Species (Naturalizing) Daffodils

When it comes to things I wish I'd thought of first, the term Design on a Dime* often tops the list. I have a fabulous track record of killing every expensive plant I buy. (Though, the cheap ones do very well.) So, I prowl the discount stores for a screaming deal. Besides, there are much better ways to spend my money - on a plane ticket, for instance, to get the heck out of here once in awhile. Perky yellow Daffodils, gleaming in the late winter sun, boost my spirits while masking the dull, brown beginnings of things to come.

I'm particularly fond of Species Daffodils because they naturalize, or multiply, over time. One bulb becomes two, then four and eventually my one-time investment in bulbs delivers a garden overrun with yellow flowers in early Spring.

Bonus for mountain gardeners: Critters hate the taste of Daffodil bulbs. Moose and deer aren't thrilled about the flowers.

Daffodils don't like rich soil. Putting fertilizer in the planting hole will hurt, not help, the blooms. If you're a real fanatic, you can lighten heavy clay soils with a little sand worked into the bed. (I'm too lazy.)

Squish 'em together. They look better in clumps vs. rows. Think about planting them under deciduous trees. Daffies need sun but they generally bloom long before the trees leaf out. Water until the snow flies. Bulbs put down roots as soon as they're planted. In bud and bloom, they require lots of moisture but Mother Nature generally pitches in with those proverbial April showers.

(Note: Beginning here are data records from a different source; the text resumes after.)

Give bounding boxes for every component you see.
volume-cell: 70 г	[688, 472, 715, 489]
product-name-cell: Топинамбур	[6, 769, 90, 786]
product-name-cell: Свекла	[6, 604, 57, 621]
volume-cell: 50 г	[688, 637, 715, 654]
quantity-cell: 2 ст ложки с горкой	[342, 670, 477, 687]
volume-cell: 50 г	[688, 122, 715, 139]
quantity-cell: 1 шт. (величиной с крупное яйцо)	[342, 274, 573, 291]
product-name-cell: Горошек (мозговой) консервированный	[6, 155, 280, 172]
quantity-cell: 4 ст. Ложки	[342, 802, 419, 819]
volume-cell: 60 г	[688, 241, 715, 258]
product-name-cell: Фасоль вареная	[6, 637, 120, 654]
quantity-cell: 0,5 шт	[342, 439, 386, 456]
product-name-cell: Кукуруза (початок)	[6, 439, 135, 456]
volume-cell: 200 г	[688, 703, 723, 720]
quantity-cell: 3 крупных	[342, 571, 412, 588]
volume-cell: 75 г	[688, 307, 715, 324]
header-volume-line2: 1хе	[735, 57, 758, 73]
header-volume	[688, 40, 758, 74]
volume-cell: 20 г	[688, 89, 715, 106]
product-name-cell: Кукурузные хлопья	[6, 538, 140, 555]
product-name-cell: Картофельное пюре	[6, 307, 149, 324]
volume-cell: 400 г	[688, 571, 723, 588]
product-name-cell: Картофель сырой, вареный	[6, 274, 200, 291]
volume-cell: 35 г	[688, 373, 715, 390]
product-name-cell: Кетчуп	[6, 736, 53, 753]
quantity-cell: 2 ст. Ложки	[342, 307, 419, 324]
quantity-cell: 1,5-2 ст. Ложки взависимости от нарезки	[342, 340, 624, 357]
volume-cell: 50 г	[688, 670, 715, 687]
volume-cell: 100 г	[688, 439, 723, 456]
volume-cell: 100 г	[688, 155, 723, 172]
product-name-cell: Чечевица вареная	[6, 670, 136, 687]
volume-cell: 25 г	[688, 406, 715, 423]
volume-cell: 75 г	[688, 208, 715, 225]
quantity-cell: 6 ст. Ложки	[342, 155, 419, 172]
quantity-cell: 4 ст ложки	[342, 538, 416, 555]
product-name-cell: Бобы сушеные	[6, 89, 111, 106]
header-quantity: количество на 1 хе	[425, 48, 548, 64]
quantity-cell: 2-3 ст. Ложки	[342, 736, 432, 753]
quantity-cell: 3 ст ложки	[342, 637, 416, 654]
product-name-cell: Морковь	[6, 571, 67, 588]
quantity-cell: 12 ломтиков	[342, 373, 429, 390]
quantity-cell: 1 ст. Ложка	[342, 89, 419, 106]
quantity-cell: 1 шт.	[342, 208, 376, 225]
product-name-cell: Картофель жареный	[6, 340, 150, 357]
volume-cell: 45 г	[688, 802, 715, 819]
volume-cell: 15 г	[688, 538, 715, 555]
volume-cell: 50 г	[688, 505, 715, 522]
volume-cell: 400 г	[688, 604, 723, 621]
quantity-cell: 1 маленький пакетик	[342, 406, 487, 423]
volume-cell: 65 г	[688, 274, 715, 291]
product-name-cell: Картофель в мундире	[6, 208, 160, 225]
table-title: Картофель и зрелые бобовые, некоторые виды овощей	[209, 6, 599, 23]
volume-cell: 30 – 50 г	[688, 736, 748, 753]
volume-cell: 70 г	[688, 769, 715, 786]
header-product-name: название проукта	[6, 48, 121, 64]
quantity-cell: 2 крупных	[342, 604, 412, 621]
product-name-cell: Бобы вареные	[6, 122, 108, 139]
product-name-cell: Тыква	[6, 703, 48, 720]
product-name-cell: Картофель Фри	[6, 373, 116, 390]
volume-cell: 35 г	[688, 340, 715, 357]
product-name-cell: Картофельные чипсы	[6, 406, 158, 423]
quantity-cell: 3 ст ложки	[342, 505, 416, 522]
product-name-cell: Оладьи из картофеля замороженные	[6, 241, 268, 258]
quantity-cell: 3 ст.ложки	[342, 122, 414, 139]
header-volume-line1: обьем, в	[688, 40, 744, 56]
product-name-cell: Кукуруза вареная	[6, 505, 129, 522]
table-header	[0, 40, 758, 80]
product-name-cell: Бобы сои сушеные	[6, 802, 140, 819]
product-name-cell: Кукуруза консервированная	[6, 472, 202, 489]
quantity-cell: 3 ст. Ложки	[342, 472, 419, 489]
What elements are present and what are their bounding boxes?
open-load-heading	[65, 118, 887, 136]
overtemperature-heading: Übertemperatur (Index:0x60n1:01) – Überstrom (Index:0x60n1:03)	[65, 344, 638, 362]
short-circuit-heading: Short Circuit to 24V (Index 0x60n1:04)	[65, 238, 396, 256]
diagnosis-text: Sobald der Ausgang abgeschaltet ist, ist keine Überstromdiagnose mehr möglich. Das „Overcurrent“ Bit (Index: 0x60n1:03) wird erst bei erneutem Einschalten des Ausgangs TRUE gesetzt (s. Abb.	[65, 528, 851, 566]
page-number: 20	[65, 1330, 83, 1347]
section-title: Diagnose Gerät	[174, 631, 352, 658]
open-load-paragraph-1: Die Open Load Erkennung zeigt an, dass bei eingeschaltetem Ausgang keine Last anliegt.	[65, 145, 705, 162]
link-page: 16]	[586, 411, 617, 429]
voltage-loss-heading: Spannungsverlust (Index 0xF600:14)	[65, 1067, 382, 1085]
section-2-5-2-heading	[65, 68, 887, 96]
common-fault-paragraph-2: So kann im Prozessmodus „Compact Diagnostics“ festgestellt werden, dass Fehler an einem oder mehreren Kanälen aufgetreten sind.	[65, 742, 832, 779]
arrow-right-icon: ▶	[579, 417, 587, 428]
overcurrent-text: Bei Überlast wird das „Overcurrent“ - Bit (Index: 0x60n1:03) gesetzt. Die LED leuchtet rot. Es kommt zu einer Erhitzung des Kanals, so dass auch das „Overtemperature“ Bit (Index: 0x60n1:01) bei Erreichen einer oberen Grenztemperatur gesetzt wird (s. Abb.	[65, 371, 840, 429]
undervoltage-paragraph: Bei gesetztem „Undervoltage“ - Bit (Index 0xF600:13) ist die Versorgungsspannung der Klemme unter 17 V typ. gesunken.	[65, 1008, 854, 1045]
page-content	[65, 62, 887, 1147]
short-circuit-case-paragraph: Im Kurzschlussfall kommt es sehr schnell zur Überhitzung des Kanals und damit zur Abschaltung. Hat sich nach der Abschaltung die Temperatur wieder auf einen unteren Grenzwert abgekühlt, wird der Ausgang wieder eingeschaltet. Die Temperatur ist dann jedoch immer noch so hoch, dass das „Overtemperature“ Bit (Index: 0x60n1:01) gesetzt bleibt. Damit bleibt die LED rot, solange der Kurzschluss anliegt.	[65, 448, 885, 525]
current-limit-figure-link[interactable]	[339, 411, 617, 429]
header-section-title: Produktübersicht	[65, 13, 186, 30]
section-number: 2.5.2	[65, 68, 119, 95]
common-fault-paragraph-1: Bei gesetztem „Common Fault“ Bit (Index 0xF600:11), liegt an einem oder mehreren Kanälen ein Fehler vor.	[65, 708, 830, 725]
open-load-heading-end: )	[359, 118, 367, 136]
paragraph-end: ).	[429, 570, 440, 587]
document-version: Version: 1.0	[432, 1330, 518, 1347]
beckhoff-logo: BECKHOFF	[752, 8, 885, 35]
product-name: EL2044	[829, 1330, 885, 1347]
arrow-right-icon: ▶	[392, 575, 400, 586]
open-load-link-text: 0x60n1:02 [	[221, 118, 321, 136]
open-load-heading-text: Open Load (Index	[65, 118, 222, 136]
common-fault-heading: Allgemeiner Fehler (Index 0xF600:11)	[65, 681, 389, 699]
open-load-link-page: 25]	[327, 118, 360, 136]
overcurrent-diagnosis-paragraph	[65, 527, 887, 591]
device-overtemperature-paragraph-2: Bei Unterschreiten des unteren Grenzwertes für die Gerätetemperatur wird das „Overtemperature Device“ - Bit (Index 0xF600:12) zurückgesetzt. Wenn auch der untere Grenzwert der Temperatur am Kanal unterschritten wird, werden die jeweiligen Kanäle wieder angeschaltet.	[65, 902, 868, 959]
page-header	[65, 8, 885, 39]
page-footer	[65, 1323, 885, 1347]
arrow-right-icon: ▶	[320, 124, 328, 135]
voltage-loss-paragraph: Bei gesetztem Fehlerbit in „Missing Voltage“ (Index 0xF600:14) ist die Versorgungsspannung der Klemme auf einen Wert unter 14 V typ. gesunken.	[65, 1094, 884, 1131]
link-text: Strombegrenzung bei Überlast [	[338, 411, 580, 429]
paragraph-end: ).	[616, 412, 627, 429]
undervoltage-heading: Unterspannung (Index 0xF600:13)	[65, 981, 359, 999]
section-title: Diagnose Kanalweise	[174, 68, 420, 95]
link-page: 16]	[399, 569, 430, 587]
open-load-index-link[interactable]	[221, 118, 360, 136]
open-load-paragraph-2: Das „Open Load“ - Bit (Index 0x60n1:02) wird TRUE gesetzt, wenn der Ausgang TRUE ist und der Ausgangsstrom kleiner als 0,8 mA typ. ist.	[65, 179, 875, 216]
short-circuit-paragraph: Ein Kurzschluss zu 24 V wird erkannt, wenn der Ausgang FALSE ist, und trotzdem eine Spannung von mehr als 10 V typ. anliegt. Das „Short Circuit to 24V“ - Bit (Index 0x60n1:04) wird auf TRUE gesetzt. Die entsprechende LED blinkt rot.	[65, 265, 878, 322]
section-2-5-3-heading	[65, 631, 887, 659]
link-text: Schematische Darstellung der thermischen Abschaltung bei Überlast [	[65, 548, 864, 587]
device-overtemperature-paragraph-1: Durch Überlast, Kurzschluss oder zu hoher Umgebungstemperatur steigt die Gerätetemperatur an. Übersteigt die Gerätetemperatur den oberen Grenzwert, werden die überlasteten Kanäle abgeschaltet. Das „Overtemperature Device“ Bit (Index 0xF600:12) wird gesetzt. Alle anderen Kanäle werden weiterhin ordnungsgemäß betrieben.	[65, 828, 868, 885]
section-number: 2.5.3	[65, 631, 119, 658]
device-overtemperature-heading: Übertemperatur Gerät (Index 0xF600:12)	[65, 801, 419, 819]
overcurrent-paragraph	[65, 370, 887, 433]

Species Daffodils and some of the older varieties multiply quickly:
  • King Alfred Daffodils have stems reaching 20 inches, and flowers with a span of four inches or more.
  • Dutch Master is an improved King Alfred, bred to multiply quickly in the landscape. 14" solid yellow flowers.
  • Daffodil Carlton is prized for the speed and ease with which it grows and multiplies. 14-18" yellow flowers.
* 'Design on a Dime' was coined by the clever folks at Home and Garden TV.
** I was shocked to discover that Walmart is selling King Alfreds this year. I'm giving them a try, though I suspect it's a cheaper hybrid version.